I forgot who said this, but I think I saw it on a TV show or something and someone said it's better to believe in God than to not believe.

If you believe in God and there is none, oh well... but if you don't believe in God, and there is one, oh hell.

Didn't mean to thank, but quote.

You are referring to Pascal's wager. It in itself does not prove God or it's existence, but the stacks it against the probability of finding heaven or hell against a finite loss (giving up certain things for eternity in heaven of hell shall God exist). This argument is based on thinking that there is only 1 God of a certain religion and that you picked the correct God to believe in.

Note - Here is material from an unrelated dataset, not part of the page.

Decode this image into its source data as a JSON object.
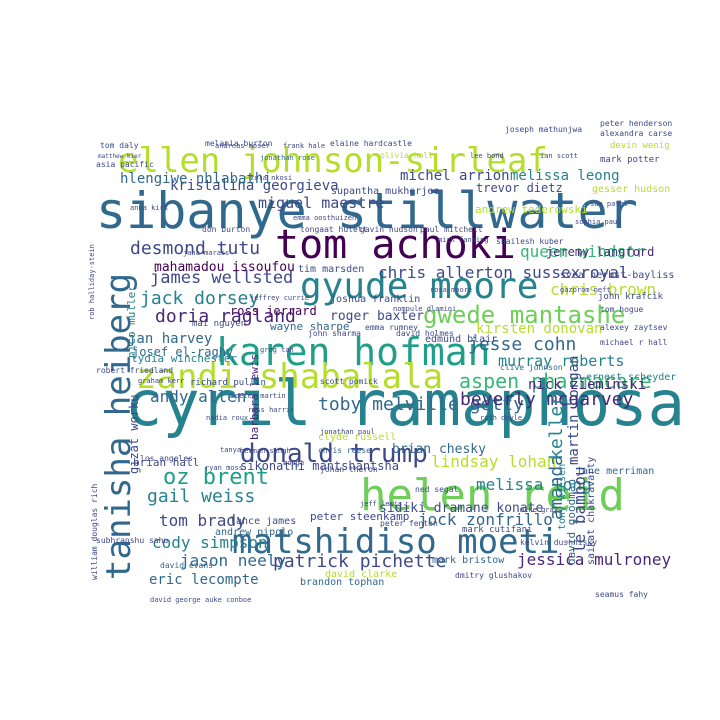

The flaw is that the concept of heaven or hell is based on religions and not associated with the thinking of God. If merely going to heaven is a motive you have to "choose" the right God to believe in. What if you believe in the Christian God and only a Muslim God exists or one of the Norse Gods (Odin or Thor) or pick any other religion? Just because one wants to go to a supposed heaven believing in a God is not the best thing to do. In fact, scriptures for most religions forbid believing in any God but theirs and banishes the others or non-believers of their God to hell.

 

If you make the decision that there is a god, then it is up to you decide which one is "right".

But then it would defeat the purpose if you pick the wrong one, i.e. end up in hell.

Your purpose shouldn't be to hedge your bets.  If you believe there is a god and you want a relationship of some sort with him/her, you should focus on that.   My personal inclination and belief that Christianity is unique in both philosophy and experience.